De festejar la vida han pasado a celebrar la sana convivencia entre culturas que, aparentemente, no tienen muchas coincidencias. Esta es la historia de entendimiento entre vecinos del barrio de las Mil Viviendas de Alicante

Que la alegría no tiene fronteras y que la risa derriba cualquier barrera son hechos indiscutibles, como lo es también que la solidaridad une con lazos resistentes al tiempo y al olvido. Y estas características, de las más nobles en el ser humano, son el hilo conductor por el que algo más de quinientas personas de distintas nacionalidades —incluida la española—, paulatinamente se han ido acercando en torno la Asociación Grupo de Acción y Desarrollo Solidario con el proyecto común de unir esfuerzos para el progreso colectivo.

Todo comenzó cuando en el 2009 la crisis obligó a Leonora Castaño y a su esposo Luis Carlos Acero, líderes sociales colombianos refugiados en España hace 13 años, a dejar su lugar de residencia de Benalúa, un histórico barrio de la ciudad de Alicante (Comunidad Valenciana). Llegaron a la populosa zona conocida como Las Mil Viviendas, una barriada marginal en la que cerca de cuatro mil personas cohabitan enfrentando día a día el grave riesgo de la exclusión social.

Arribaron al barrio buscando un lugar más económico en el que pudieran, además de vivir con sus dos hijos adolescentes, seguir adelante con la asociación que años atrás echaron a andar en Albacete junto con algunos líderes sociales y activistas de Amnistía Internacional. En el intento de dar continuidad a su trabajo social en defensa de la vivienda digna, mediante acciones encauzadas a evitar los desahucios, llegaron a la zona norte de la ciudad a convivir en un edificio en el que la mayoría de sus habitantes eran ciudadanos colombianos (hoy, lo son todos). En la barriada, ubicada en una zona deprimida social y económicamente, se mezclan nacionalidades y culturas de muchos y muy dispares puntos de la geografía mundial. Caminar por sus calles es descubrir cómo se habla el castellano con distintos acentos latinoamericanos, de Europa del Este y cómo se pronuncia en los diferentes dialectos africanos o árabes, entre muchos otros incluido, como no, el particular deje gitano.

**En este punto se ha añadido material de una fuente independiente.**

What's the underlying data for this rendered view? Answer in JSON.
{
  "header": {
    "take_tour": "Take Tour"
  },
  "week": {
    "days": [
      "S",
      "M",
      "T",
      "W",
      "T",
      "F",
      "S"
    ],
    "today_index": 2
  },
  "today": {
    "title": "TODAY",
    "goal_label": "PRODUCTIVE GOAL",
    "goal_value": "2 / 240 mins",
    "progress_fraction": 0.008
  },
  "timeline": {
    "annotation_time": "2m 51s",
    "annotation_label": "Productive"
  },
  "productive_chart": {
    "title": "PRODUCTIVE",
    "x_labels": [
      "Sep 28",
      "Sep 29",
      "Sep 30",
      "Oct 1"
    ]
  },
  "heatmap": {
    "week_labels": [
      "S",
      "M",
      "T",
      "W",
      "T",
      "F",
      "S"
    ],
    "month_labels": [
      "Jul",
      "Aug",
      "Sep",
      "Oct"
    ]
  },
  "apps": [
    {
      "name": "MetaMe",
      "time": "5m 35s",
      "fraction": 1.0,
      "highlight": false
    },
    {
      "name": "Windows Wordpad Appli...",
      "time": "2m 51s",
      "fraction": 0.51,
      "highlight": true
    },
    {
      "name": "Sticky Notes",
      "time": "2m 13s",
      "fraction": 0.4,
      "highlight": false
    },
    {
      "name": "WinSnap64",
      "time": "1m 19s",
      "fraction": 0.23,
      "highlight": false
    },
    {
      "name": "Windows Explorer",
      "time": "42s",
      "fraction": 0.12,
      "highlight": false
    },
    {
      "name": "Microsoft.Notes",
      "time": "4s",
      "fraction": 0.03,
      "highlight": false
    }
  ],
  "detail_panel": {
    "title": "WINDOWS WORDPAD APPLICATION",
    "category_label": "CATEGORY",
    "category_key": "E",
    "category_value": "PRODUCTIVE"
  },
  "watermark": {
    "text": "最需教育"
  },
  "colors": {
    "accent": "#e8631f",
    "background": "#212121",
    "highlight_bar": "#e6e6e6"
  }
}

Llegar a un sector en el que el liderazgo ejercido por la población gitana hacía tensa la convivencia en el vecindario, fue un reto que no siempre se saboreó fácil. Se tuvieron que enfrentar a algunas dificultades, no solo por la situación de aislamiento en que vivían los gitanos respecto de los otros colectivos, que de por sí tenían fuerte inclinación al gueto, si no porque la alta tasa de desocupación en la mayoría de los habitantes de la zona conllevaba la precariedad en la seguridad del entorno. A esta realidad Leonora y Luis Carlos tuvieron que hacer frente buscando puentes que unieran los puntos en común de la población, de manera que la convivencia resultara pacífica y segura para todos.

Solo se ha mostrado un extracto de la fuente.